Освобожденный для разбега самолет вновь поразил своего хозяина - на
этот раз он решительно отказывался подняться в воздух. Мы катили по
маленькому озерку на полном газу, но никак не могли оторваться. В
последний момент летчик резко рванул руль, самолет описал на лыжах крутую
дугу, подняв тучу снега, которая чуть было не погребла нас, и мы,
несколько озадаченные, оказались на месте старта.
- Чертовски странно, - пробормотал летчик, - самолет должен был
взлететь, понимаете, должен! А, ладно! Снимем запасное горючее и облегчим
вес.
Резервные бочки с бензином были взяты на борт для обеспечения
обратного рейса до Черчилля, и по-моему выбрасывать их было несколько
опрометчиво. Но так как командовал он, то мне оставалось только молчать.
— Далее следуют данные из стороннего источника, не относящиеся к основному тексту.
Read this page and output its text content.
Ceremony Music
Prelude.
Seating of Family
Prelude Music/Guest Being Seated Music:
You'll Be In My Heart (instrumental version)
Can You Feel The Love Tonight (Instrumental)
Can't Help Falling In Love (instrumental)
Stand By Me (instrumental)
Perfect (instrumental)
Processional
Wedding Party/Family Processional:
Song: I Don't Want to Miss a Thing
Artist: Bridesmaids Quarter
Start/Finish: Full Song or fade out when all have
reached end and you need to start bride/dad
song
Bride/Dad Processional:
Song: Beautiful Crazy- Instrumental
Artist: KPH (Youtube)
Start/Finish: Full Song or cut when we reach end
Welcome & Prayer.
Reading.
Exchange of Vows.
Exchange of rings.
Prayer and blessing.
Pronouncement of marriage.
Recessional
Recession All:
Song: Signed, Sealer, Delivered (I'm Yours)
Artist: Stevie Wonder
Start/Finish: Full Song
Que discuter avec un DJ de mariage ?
После того как мы выгрузили запасное горючее, летчик с первой же
попытки поднял машину в воздух, разумеется, предварительно накачав
злополучный цилиндр. Но даже родная стихия не доставила самолету особого
удовольствия. Скорее наооборот, он упорно отказывался подняться выше ста
метров, а указатели оборотов обоих моторов неуклонно показывали примерно
три четверти законной нормы.
- Нет никакой нужды забираться выше, - весело прокричал летчик прямо
мне в ухо, - тогда не увидим волков! А ну-ка, откройте глаза пошире...
Вытянув шею, я тщетно пытался что-нибудь разглядеть сквозь мутный,
исцарапанный плексигласовый иллюминатор. Самолет шел в густом сером
облаке, порой даже скрывался конец крыла. Волков я не видел, никаких
признаков волков.
Мы жужжали уже около трех часов. С таким же успехом можно было
провести их на дне бочки с черной патокой - впечатление от мира,
расстилавшегося под нами, осталось бы таким же. Но вот летчик перешел в
крутое пике и прокричал:
- Иду на посадку! Бензина осталось в обрез на обратную дорогу.
Впрочем, под нами чудесная волчья страна. Волки что надо!